As an earlier blog pointed out, undocumented workers are not the enemy of Labor. They are not the enemy of the US workers. They are victims of US capitalism in the first place as US capitalism dominates their home economies. US capitalism has installed, or supported every ruthless dictator in Central America. It armed the fascist Contras.
Lastly, we are all immigrants. The Native Americans they say even immigrated here from Asia and if that is true, they have been on these continents longer. I am a recent immigrant. But I have to say that I cannot bring myself to refer to any person with a drop of indigenous blood as "illegal" that they have no right to be here.

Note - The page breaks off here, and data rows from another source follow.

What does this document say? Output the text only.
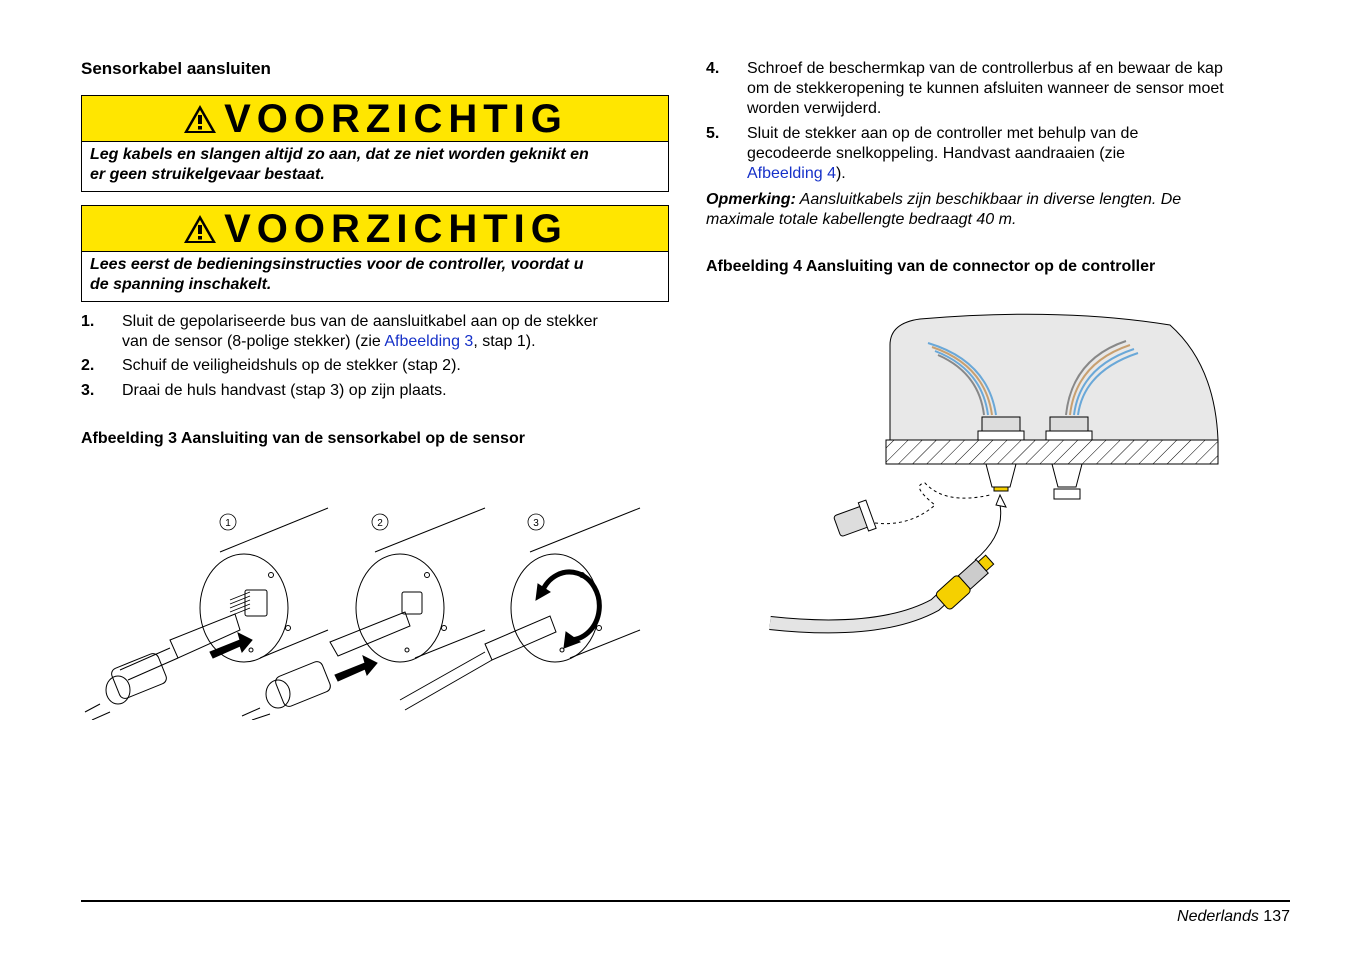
Sensorkabel aansluiten
VOORZICHTIG
Leg kabels en slangen altijd zo aan, dat ze niet worden geknikt en
er geen struikelgevaar bestaat.
VOORZICHTIG
Lees eerst de bedieningsinstructies voor de controller, voordat u
de spanning inschakelt.
1.	Sluit de gepolariseerde bus van de aansluitkabel aan op de stekker
van de sensor (8-polige stekker) (zie Afbeelding 3, stap 1).
2.	Schuif de veiligheidshuls op de stekker (stap 2).
3.	Draai de huls handvast (stap 3) op zijn plaats.
Afbeelding 3 Aansluiting van de sensorkabel op de sensor
1	2	3
4.	Schroef de beschermkap van de controllerbus af en bewaar de kap
om de stekkeropening te kunnen afsluiten wanneer de sensor moet
worden verwijderd.
5.	Sluit de stekker aan op de controller met behulp van de
gecodeerde snelkoppeling. Handvast aandraaien (zie
Afbeelding 4).
Opmerking: Aansluitkabels zijn beschikbaar in diverse lengten. De
maximale totale kabellengte bedraagt 40 m.
Afbeelding 4 Aansluiting van de connector op de controller
Nederlands 137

The main point is that blaming undocumented immigrants is just another divide and rule tactic on the part of the employers. Native born or US workers who are citizens must stand shoulder to shoulder with the undocumented among us and defend them against our real enemy, the folks who don’t get off their butts at all except to ensure that others do.
1 comment:
The minimum wage in Mexico is about $4.50 a day, a day, not an hour. As I remember 58% of Mexico's workers earn less than 3 times the minimum wage which would be be saying 7 out of 12 workers earn less than $15 a day. The Mexican government calibrates inequality by this "3 times more than minimum wage" method. I read it in La Jornada. The entire capitalist structure internationally is exploitation and race to the bottom. The Maquiladoras on the border pay around $8 to $12 a day while in Mexico City the rate is higher. We buy those value-added products, Chevy trucks built in Hermosillo and so forth, little thinking about the lawless exploitation of workers. Our government supports exploitation all over the world in the search for higher profits, look at Haiti, the tariff free assembly zones in Jamaica Hondurus El Salvador and many other places, the imports from China. My friend from Ireland had breakfast with me today, he compared the Palestinians with the Irish -- both endured decades of abuse at the hands of an imperial overlord, both resorted to violence when nothing else worked, both were reviled as terrorists until negotiations in good faith finally began, at least in Ireland.